I wanted a clean comparison: take one transparent cutout of Romeo and ask Venice edit models to place him under cherry blossoms in Japan.

The first version of this article was muddled. I mixed edit models with text-to-image models, missed a couple of relevant edit models, and used one overstuffed prompt as if all models speak the same language. They don’t. This version fixes that.

Scope

Bottom line: seedream-v4-edit is still the best overall model in this test, gpt-image-1-5-edit is the closest rival, and nano-banana-2-edit belongs in the top tier of the second group rather than being treated like an afterthought.

The prompts

The first prompt tried to do everything at once. That worked on the more forgiving models and dragged the rest down.

Naive prompt

One giant instruction blob: preserve identity, invent the scene, manage composition, and solve anatomy all in one pass.

Place this exact dog naturally sitting under blooming cherry blossom trees in Japan, photorealistic spring scene, soft daylight, pink sakura petals drifting in the air, a Japanese garden or temple path in the background, preserve the dog's exact face, fur texture, coloring, expression, and body proportions, full body visible, natural grounded shadow, high detail, no text, no extra animals, no duplicate limbs, no costume.
Tuned prompt

Same task, but structured properly: lock the subject first, then define the scene.

Use the input dog exactly as the subject. Keep the same face, fur pattern, expression, body size, and body proportions. Place the dog sitting centered on a stone path in a Japanese garden during cherry blossom season. Add blooming sakura trees overhead, soft natural spring daylight, scattered pink petals on the path, and a subtle temple gate in the distant background. Keep the dog photorealistic, natural, and unchanged. No extra limbs, no extra animals, no clothes, no text.

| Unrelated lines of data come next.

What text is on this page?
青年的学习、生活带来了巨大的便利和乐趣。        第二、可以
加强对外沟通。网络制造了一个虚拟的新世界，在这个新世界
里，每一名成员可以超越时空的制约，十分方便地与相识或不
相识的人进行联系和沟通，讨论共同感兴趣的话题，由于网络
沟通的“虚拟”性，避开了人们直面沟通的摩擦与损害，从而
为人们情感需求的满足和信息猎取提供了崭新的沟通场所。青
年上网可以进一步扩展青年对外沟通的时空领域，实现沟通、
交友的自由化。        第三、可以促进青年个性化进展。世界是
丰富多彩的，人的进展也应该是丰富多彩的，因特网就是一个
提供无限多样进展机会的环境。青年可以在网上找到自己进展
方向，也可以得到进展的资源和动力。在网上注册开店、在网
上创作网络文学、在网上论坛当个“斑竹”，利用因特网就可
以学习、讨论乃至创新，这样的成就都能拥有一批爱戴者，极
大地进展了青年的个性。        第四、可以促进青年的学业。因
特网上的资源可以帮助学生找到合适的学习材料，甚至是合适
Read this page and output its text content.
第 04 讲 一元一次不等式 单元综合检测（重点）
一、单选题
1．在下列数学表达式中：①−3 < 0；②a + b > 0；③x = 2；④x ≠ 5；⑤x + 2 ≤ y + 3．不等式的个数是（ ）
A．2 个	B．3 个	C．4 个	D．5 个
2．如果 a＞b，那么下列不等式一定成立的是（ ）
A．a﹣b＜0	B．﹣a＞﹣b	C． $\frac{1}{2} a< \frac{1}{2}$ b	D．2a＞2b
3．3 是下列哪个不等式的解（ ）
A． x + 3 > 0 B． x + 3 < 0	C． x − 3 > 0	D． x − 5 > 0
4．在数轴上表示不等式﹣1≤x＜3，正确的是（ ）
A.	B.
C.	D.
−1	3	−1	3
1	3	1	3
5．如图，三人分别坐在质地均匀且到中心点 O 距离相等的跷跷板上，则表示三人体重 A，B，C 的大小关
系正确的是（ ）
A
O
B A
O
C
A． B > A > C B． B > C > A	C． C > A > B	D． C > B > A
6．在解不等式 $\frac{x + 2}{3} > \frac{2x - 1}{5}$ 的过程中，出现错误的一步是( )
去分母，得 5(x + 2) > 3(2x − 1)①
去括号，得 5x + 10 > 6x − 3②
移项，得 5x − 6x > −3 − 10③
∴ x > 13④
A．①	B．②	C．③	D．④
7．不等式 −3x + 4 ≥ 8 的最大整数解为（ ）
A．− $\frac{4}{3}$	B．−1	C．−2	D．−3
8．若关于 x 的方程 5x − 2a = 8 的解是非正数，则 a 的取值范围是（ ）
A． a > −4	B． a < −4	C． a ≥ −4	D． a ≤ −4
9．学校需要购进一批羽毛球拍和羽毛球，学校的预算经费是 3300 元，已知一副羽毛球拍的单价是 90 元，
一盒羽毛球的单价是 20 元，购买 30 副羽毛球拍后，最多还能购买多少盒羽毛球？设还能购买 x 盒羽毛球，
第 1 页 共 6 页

Why the tuned prompt helped

The model docs point in the same direction.

So the real lesson was not that Qwen or FireRed are bad. The real lesson was that I was initially prompting them in the wrong dialect.

Iterations: naive vs tuned

This matters because some of the movement here is real model quality, and some of it is just prompt-shape sensitivity.

Qwen Image 2 Edit

Tuned prompting saved it

The naive result looked brittle and overcooked. The tuned result is still not elite, but it crosses the line from “bad benchmark output” to “real candidate.”

Naive Qwen Image 2 Edit output
Naive prompt — harsh, awkward, overcooked.
Tuned Qwen Image 2 Edit output
Tuned prompt — much cleaner and much more believable.
Qwen Image 2 Pro Edit

Less synthetic, more Romeo

The first pass was already workable. The tuned pass made it calmer, more faithful, and easier to take seriously.

Naive Qwen Image 2 Pro Edit output
Naive prompt — decent, but still too processed.
Tuned Qwen Image 2 Pro Edit output
Tuned prompt — better likeness, less nonsense.
FireRed Image Edit

Improved, but still too polished

The tuned prompt helped, but FireRed still lands in a glossy AI-sanitised register that I do not fully trust for identity-sensitive edits.

Naive FireRed output
Naive prompt — too polished, too synthetic.
Tuned FireRed output
Tuned prompt — better, still a bit plastic.

Ranking

  1. seedream-v4-edit
  2. gpt-image-1-5-edit
  3. qwen-image-2-pro-edit (tuned)
  4. nano-banana-2-edit (tuned)
  5. qwen-image-2-edit (tuned)
  6. seedream-v5-lite-edit (tuned)
  7. flux-2-max-edit
  8. nano-banana-pro-edit
  9. firered-image-edit (tuned)
  10. qwen-edit

nano-banana-2-edit deserves specific credit here. It is not number four by courtesy. It produced a strong result: coherent scene, good atmosphere, and far less nonsense than the weaker models. It does not beat the top three on exact likeness, but it absolutely belongs above the middle pack.

What I learned

The obvious answer is the correct one.

The less obvious answer is that this is what makes image model evaluation annoying in practice. A model can look mediocre when the real problem is that the instruction was written in a way the model does not naturally want to follow.